In Turkey, people start buying fruits, vegetables in much smaller quantities

Staple foods like tomatoes and cucumbers in Turkey are not immune to inflation. Shoppers started buying them per unit rather than in kilograms as they cut costs in the face of the country's record-high inflation.

Ferhat Yaşar / DUVAR 

Turkish shoppers are buying staples such as tomatoes and cucumbers in much smaller quantities from greengrocers in the face of the country’s highest inflation in the last 20 years.

With official annual consumer prices reaching 61.14 percent in March, Turkish shoppers have had to majorly cut costs on the mainstays, as the economy suffers spiraling inflation and workers see their wages melt away.   

Independent economists, who question the credibility of the official figures and the Turkish Statistical Institute’s (TÜİK) methodology, said annual inflation in March was at 143 percent.

Greengrocers said that due to the rising prices of fruits and vegetables, they have started selling them at prices set per unit rather than kilograms.

Shoppers are now increasingly buying vegetables and fruits per unit, rather in than in kilos.

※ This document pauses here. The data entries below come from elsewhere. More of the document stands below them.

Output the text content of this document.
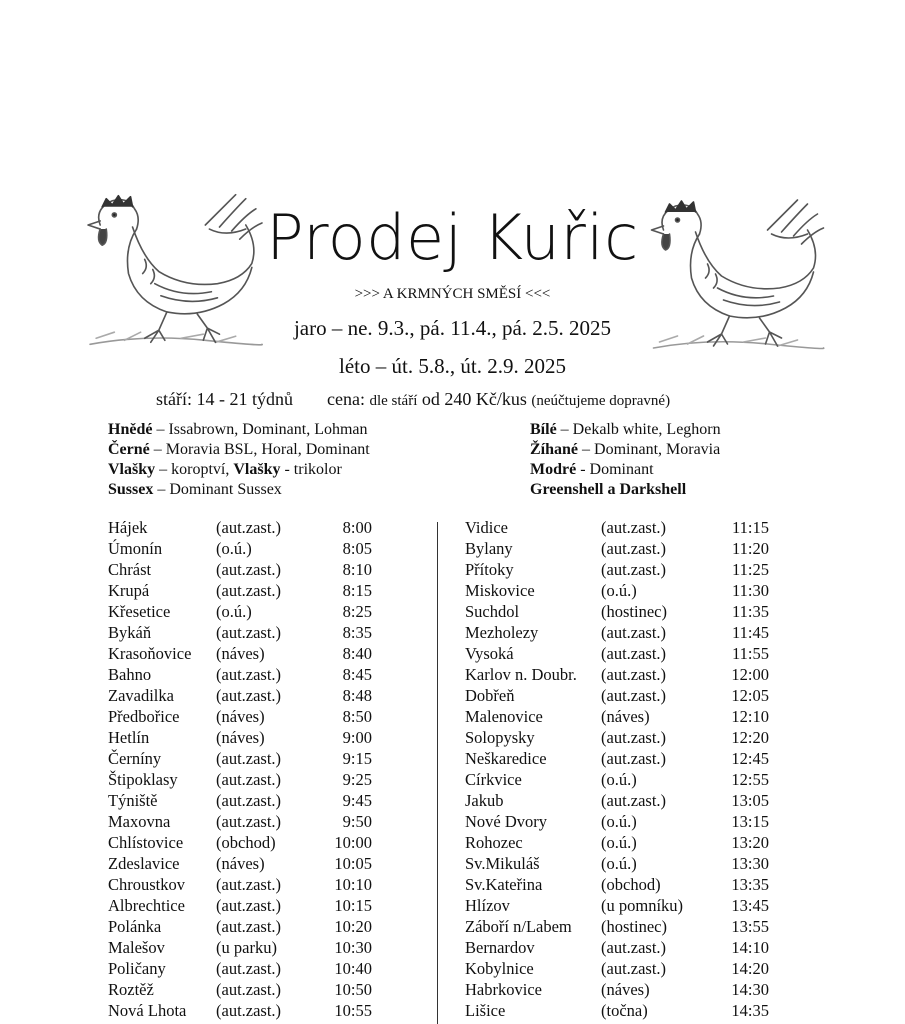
Prodej Kuřic
>>> A KRMNÝCH SMĚSÍ <<<
jaro – ne. 9.3., pá. 11.4., pá. 2.5. 2025
léto – út. 5.8., út. 2.9. 2025
stáří: 14 - 21 týdnů cena: dle stáří od 240 Kč/kus (neúčtujeme dopravné)
Hnědé – Issabrown, Dominant, Lohman
Černé – Moravia BSL, Horal, Dominant
Vlašky – koroptví, Vlašky - trikolor
Sussex – Dominant Sussex
Bílé – Dekalb white, Leghorn
Žíhané – Dominant, Moravia
Modré - Dominant
Greenshell a Darkshell
Hájek	(aut.zast.)	8:00
Úmonín	(o.ú.)	8:05
Chrást	(aut.zast.)	8:10
Krupá	(aut.zast.)	8:15
Křesetice	(o.ú.)	8:25
Bykáň	(aut.zast.)	8:35
Krasoňovice (náves)	8:40
Bahno	(aut.zast.)	8:45
Zavadilka	(aut.zast.)	8:48
Předbořice (náves)	8:50
Hetlín	(náves)	9:00
Černíny	(aut.zast.)	9:15
Štipoklasy (aut.zast.)	9:25
Týniště	(aut.zast.)	9:45
Maxovna	(aut.zast.)	9:50
Chlístovice (obchod)	10:00
Zdeslavice (náves)	10:05
Chroustkov (aut.zast.)	10:10
Albrechtice (aut.zast.)	10:15
Polánka	(aut.zast.)	10:20
Malešov	(u parku)	10:30
Poličany	(aut.zast.)	10:40
Roztěž	(aut.zast.)	10:50
Nová Lhota (aut.zast.)	10:55
Vidice	(aut.zast.)	11:15
Bylany	(aut.zast.)	11:20
Přítoky	(aut.zast.)	11:25
Miskovice	(o.ú.)	11:30
Suchdol	(hostinec)	11:35
Mezholezy	(aut.zast.)	11:45
Vysoká	(aut.zast.)	11:55
Karlov n. Doubr. (aut.zast.)	12:00
Dobřeň	(aut.zast.)	12:05
Malenovice	(náves)	12:10
Solopysky	(aut.zast.)	12:20
Neškaredice	(aut.zast.)	12:45
Církvice	(o.ú.)	12:55
Jakub	(aut.zast.)	13:05
Nové Dvory	(o.ú.)	13:15
Rohozec	(o.ú.)	13:20
Sv.Mikuláš	(o.ú.)	13:30
Sv.Kateřina	(obchod)	13:35
Hlízov	(u pomníku)	13:45
Záboří n/Labem (hostinec)	13:55
Bernardov	(aut.zast.)	14:10
Kobylnice	(aut.zast.)	14:20
Habrkovice	(náves)	14:30
Lišice	(točna)	14:35
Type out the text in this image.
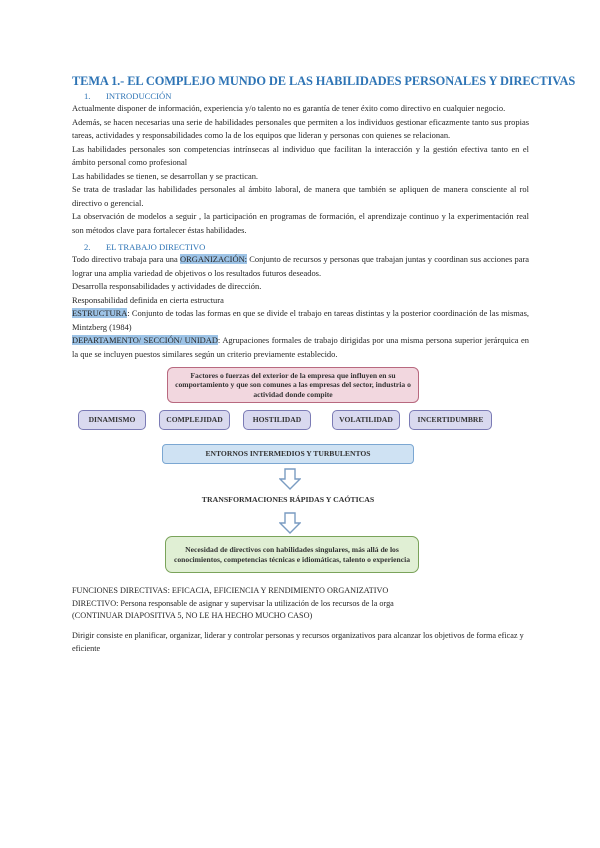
TEMA 1.- EL COMPLEJO MUNDO DE LAS HABILIDADES PERSONALES Y DIRECTIVAS
1. INTRODUCCIÓN

Actualmente disponer de información, experiencia y/o talento no es garantía de tener éxito como directivo en cualquier negocio.

Además, se hacen necesarias una serie de habilidades personales que permiten a los individuos gestionar eficazmente tanto sus propias tareas, actividades y responsabilidades como la de los equipos que lideran y personas con quienes se relacionan.

Las habilidades personales son competencias intrínsecas al individuo que facilitan la interacción y la gestión efectiva tanto en el ámbito personal como profesional

Las habilidades se tienen, se desarrollan y se practican.

Se trata de trasladar las habilidades personales al ámbito laboral, de manera que también se apliquen de manera consciente al rol directivo o gerencial.

La observación de modelos a seguir , la participación en programas de formación, el aprendizaje continuo y la experimentación real son métodos clave para fortalecer éstas habilidades.

2. EL TRABAJO DIRECTIVO

Todo directivo trabaja para una ORGANIZACIÓN: Conjunto de recursos y personas que trabajan juntas y coordinan sus acciones para lograr una amplia variedad de objetivos o los resultados futuros deseados.

Desarrolla responsabilidades y actividades de dirección.

Responsabilidad definida en cierta estructura

ESTRUCTURA: Conjunto de todas las formas en que se divide el trabajo en tareas distintas y la posterior coordinación de las mismas, Mintzberg (1984)

DEPARTAMENTO/ SECCIÓN/ UNIDAD: Agrupaciones formales de trabajo dirigidas por una misma persona superior jerárquica en la que se incluyen puestos similares según un criterio previamente establecido.

Factores o fuerzas del exterior de la empresa que influyen en su comportamiento y que son comunes a las empresas del sector, industria o actividad donde compite
DINAMISMO	COMPLEJIDAD	HOSTILIDAD	VOLATILIDAD	INCERTIDUMBRE
ENTORNOS INTERMEDIOS Y TURBULENTOS
TRANSFORMACIONES RÁPIDAS Y CAÓTICAS
Necesidad de directivos con habilidades singulares, más allá de los conocimientos, competencias técnicas e idiomáticas, talento o experiencia

FUNCIONES DIRECTIVAS: EFICACIA, EFICIENCIA Y RENDIMIENTO ORGANIZATIVO

DIRECTIVO: Persona responsable de asignar y supervisar la utilización de los recursos de la orga

(CONTINUAR DIAPOSITIVA 5, NO LE HA HECHO MUCHO CASO)

Dirigir consiste en planificar, organizar, liderar y controlar personas y recursos organizativos para alcanzar los objetivos de forma eficaz y eficiente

Greengrocers, on the other hand, are starting to indicate the prices of vegetables and fruits on their shelves per unit as opposed to per kilos.  

While a kilo of zucchini is sold for 19 Turkish Liras, a single zucchini costs 3.68 liras. Aubergines cost 29 liras per kilo and 3.90 per a single unit.

Tomatoes – a staple in Turkish dishes – cost 32.99 liras per kilo and 7.06 per unit. Cucumbers have not gone unscathed against inflation either, with a kilo being sold at 18.99 liras and a unit for 3.57 liras.

Alişan Minas, a greengrocer in Istanbul’s working class district of Kağıthane, has been selling produce for the past seven years. He said he hasn’t been able to buy a kilo of fruit for his family over the last three months.

Minas has three children and a mother to care for and is struggling to make ends meet as his customers have started buying in meager quantities.

“Our future is dark,” Minas said. “What’s coming is uncertain.”